First of all McCain widely criticized Clinton’s involvement in the Northern Ireland peace process in the 1990s. McCain called Clinton a “romantic” and called U.S. involvement “mistaken” and driven by the Irish-American lobby. In 1996, McCain wrote in Foreign Policy Magazine:
“Motivated by romantic, anachronistic notions of Irish republicanism, some prominent Irish-Americans persuaded the president (over the objection of the State Department) to jump headfirst into the Northern Ireland problem, severely straining our relations with London…[through our] mistaken involvement in the Northern Ireland problem, President Clinton has deepened the risk to his credibility and further damaged relations with our British allies.” [Foreign Policy, Summer 1996]
Not exactly a shinning endorsement of the peace process is it. It also once again shows McCain’s poor judgment and complete lack of understanding of how peace is made. McCain was also opposed to giving Gerry Adams a visa to come to the United States. But establishing trust with both Catholics and Protestants was crucial to asserting our neutrality and enhanced our ability to arbitrate the dispute and eventually help lay the ground work for peace. McCain was against that.

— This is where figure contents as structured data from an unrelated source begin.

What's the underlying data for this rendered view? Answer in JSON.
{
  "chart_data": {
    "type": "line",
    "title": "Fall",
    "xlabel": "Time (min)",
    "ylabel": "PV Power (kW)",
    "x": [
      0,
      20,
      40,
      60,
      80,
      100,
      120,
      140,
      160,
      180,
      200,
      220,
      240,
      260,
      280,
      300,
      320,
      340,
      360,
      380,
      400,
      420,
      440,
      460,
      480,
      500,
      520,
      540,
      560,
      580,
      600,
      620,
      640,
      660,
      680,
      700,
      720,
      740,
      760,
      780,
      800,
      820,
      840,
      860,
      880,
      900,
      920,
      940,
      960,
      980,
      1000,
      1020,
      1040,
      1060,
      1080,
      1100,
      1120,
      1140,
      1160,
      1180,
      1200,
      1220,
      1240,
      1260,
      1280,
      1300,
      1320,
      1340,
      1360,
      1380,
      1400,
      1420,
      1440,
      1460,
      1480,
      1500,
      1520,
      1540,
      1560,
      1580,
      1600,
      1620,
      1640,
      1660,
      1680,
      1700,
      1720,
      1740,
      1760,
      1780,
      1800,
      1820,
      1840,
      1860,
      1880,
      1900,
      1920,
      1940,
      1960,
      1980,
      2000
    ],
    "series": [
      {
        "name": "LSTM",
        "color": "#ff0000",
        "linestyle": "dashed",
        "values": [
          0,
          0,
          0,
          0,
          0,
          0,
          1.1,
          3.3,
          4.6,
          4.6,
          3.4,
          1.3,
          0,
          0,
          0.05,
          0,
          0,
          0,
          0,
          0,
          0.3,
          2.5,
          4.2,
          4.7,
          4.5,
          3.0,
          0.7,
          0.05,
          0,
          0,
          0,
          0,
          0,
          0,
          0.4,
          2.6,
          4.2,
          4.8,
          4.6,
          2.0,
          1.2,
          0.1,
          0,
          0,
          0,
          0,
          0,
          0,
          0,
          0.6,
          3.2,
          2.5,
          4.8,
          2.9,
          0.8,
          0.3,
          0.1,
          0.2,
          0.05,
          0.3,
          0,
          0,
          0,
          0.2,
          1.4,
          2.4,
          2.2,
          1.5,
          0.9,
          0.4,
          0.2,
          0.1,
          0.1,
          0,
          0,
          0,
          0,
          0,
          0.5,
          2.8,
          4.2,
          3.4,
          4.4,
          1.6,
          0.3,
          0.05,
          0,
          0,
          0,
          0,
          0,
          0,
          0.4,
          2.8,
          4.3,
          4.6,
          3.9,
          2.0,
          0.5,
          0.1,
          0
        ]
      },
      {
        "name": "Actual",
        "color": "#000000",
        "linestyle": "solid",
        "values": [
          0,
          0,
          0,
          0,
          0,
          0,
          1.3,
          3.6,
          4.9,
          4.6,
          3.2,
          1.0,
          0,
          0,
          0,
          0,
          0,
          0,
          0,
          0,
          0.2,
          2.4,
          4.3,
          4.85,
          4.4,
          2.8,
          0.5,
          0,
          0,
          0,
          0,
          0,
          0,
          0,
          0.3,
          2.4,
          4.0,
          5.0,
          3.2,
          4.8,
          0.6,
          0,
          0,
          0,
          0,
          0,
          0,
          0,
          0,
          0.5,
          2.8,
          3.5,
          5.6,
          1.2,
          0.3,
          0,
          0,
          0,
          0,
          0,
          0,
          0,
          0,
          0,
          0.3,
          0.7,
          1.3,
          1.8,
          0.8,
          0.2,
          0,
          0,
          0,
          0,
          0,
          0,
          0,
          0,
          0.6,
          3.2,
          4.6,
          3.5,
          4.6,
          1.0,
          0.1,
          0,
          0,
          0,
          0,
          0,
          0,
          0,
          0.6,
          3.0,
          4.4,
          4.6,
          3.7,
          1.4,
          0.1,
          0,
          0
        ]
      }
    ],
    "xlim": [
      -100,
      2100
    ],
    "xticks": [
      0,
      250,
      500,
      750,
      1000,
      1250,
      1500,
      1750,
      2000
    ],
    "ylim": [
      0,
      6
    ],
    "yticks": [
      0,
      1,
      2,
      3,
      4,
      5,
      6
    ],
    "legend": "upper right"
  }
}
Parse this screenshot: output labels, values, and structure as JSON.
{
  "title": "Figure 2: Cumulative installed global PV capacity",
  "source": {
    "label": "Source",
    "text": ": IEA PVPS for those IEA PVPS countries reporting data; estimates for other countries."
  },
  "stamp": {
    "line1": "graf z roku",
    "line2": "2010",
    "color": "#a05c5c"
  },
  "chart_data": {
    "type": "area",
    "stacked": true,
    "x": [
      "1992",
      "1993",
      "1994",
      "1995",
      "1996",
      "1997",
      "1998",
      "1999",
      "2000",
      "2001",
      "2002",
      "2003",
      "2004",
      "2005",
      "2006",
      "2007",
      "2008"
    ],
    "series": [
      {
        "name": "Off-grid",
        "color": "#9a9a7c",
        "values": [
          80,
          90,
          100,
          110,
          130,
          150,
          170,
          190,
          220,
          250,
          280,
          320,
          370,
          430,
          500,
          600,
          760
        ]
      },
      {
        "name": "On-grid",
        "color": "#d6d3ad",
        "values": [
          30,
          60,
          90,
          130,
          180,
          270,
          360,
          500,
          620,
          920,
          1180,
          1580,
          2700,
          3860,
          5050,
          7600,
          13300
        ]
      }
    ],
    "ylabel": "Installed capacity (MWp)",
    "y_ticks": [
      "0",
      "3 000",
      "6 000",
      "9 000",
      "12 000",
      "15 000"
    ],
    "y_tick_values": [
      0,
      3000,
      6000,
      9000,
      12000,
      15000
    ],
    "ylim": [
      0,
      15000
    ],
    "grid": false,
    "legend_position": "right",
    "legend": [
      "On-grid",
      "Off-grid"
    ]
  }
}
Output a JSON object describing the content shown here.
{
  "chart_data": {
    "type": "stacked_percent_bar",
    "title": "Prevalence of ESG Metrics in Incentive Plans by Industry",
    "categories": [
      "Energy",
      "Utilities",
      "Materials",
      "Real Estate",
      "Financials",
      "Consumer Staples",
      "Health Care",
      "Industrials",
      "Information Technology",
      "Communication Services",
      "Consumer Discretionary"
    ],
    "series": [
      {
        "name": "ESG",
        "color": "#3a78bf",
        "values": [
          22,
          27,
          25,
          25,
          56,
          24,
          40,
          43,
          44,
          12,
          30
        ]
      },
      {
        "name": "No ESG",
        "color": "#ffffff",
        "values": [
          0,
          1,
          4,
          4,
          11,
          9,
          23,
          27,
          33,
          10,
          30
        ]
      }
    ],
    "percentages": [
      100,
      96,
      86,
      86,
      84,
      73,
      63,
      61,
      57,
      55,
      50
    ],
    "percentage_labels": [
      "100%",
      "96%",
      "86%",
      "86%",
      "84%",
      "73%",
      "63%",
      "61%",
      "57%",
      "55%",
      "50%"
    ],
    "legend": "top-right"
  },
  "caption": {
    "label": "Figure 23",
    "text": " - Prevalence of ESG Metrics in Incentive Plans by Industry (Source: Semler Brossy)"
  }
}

Secondly, McCain’s attack on Obama is ridiculous. It is probably unnecessary to maintain a special envoy after the peace process has finalized and a joint power-sharing Protestant-Catholic government has now taken hold. I am not sure if Barack Obama has taken a position on this – this position seems like something that should just gradually shrink away. But the fact that McCain would attack Obama on the peace process after oppossing it throughout the 90s is completely hypocritical. If McCain is going to pander he should at least do it on areas where he has a leg to stand on.
Congressman Richard Neal sums it up best:
“By contrast, John McCain has spent years ridiculing and minimizing U.S. efforts to help resolve the Troubles. In an article in Foreign Affairs, he said President Bill Clinton’s efforts were “romantic” and accused him of undertaking his tireless work for peace in order to curry favor with Irish Americans. He criticized the decision to grant Gerry Adams a visa, a development now considered crucial to the success of the peace process. He claimed our role in Northern Ireland was severely damaging our relationship with Great Britain. Yet in a speech before Congress in 2003, British Prime Minister Tony Blair publicly thanked America for its support of the peace process. Quite simply, in the long march towards peace and stability in Northern Ireland, John McCain has been on the wrong side of history every step of the way.”